Cette histoire a pris origine par un "Jean
Pappus", et les infidèles font une grave erreur en l'identifiant à
"Papias" ou Pappius ", l’un des premiers Pères, appelé par
Eusèbe (iii 36) un "Évêque" de Hierapolis qui a écrit vers 115 EC. L'Encycl. Brit., 11ème (Camb.)
ed, vol. xx, p. 737, suggère à environ 60-135 EC comme la période de sa vie.
Mais Jean Pappus, qui a établi la circulation à la
susdite histoire, était un théologien allemand né en 1549. En 1601, il a publié
le texte grec MS d’un Anonyme. Ce MS ne peut pas être plus vieux que 870 EC,
car il évoque des événements survenus en 869. Maintenant, le Concile de Nicée a
été tenu 544 ans auparavant et tous ses membres étaient morts et enterrés
depuis près de cinq siècles. Le Concile de Nicée n'a pas été convoqué pour
décider du Canon.
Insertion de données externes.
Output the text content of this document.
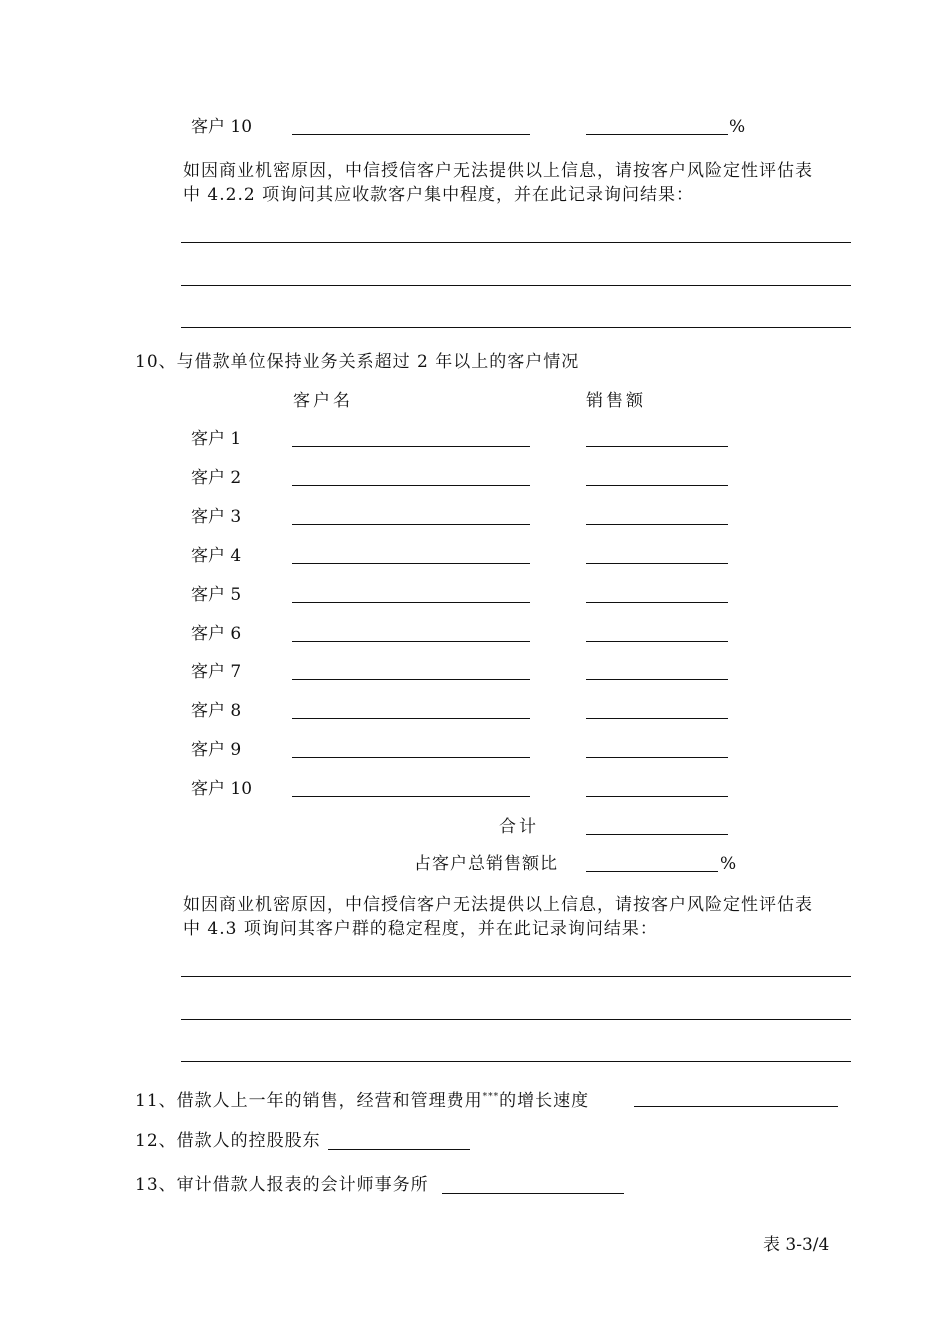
客户 10	%
如因商业机密原因，中信授信客户无法提供以上信息，请按客户风险定性评估表
中 4.2.2 项询问其应收款客户集中程度，并在此记录询问结果：
10、与借款单位保持业务关系超过 2 年以上的客户情况
客户名	销售额
客户 1
客户 2
客户 3
客户 4
客户 5
客户 6
客户 7
客户 8
客户 9
客户 10
合计
占客户总销售额比	%
如因商业机密原因，中信授信客户无法提供以上信息，请按客户风险定性评估表
中 4.3 项询问其客户群的稳定程度，并在此记录询问结果：
11、借款人上一年的销售，经营和管理费用***的增长速度
12、借款人的控股股东
13、审计借款人报表的会计师事务所
表 3-3/4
Rien, touchant au Canon des Écritures Saintes, ne peut être
trouvé dans l’un de ses canons ou actes. Et, même s’il en était autrement, les
votes de Conciles ne pouvaient pas plus régler le Canon du Nouveau Testament
qu'un Conseil Municipal pouvait régler les lois d'une nation.
Le grand fait remarquable est que :
"JÉHOVAH A PARLÉ"
et que la Bible, dans l'ensemble, affirme nous donner Ses
paroles ; ...
Le même sentiment peut être
exprimé à partir de l'influence que la faction d'Athanasius a exercé à partir
du Concile de Carthage. L'Église Catholique ne pouvait pas déterminer les
Saintes Écritures. Ceci est fait par l'Esprit de Dieu. Les Conciles peuvent
simplement reconnaître ce qui était déjà un fait antique (voir aussi la Companion Bible, l'Annexe 168 pour
l'histoire).
L'Esprit
Saint (voir l'étude L'Esprit Saint (No. 117)) n'était
pas décidé comme étant le troisième membre de la Trinité jusqu'au temps de
Constantinople, et même alors, ou jamais auparavant, n'a pas été défini en tant
que la troisième personne de la Divinité, comme Athanasius peut-être le
voulait. C'est cependant l'Esprit qui détermine les Saintes Écritures. Tels que leurs prédécesseurs, les Modalistes et les
Gnostiques d’antinomie, la faction
Athanasienne a manipulé l'enseignement de Paul à leur propre
destruction. Pierre a inclus les écrits de Paul dans la catégorie des Écritures
dans sa condamnation des ignorants et instables qui cherchent à tordre le sens
des enseignements de Paul, qui, selon lui, sont parfois difficiles à comprendre,
à leur propre destruction (2Pierre. 3:16). L'exemple classique est vu dans
l’abus du terme les Œuvres de la Loi (ergon nomou) par les Antinomiens
dans les écrits de Paul aux Galates et Colossiens (voir l'étude
Les Textes des Œuvres de la Loi - ou MMT
(No. 104)).
Dieu
a parlé à travers Ses serviteurs, les prophètes et ces paroles sont
enregistrées dans la Loi et le Témoignage appelés la Bible (voir Esaïe. 8:5,
11, 20 ; Marc 12:26 ; Luc 1:70 ; Jean 9:29 ; Actes 4:31). Cette compréhension
est un élément essentiel de la foi. Les gens ont essayé sans succès
d'introduire la confusion et la contestation dans l'harmonie des textes de la
Bible pendant des siècles. De tels gens semblent nier la puissance de Dieu sur
Sa Bible ou comprendre que Christ, comme il a dit qu’il était prédit par les
Saintes Écritures, est venu pour accomplir l'oeuvre de Dieu et non pas sa
propre oeuvre ou parole (Jean 4:34 ; 5:25-29, 30, 31-44).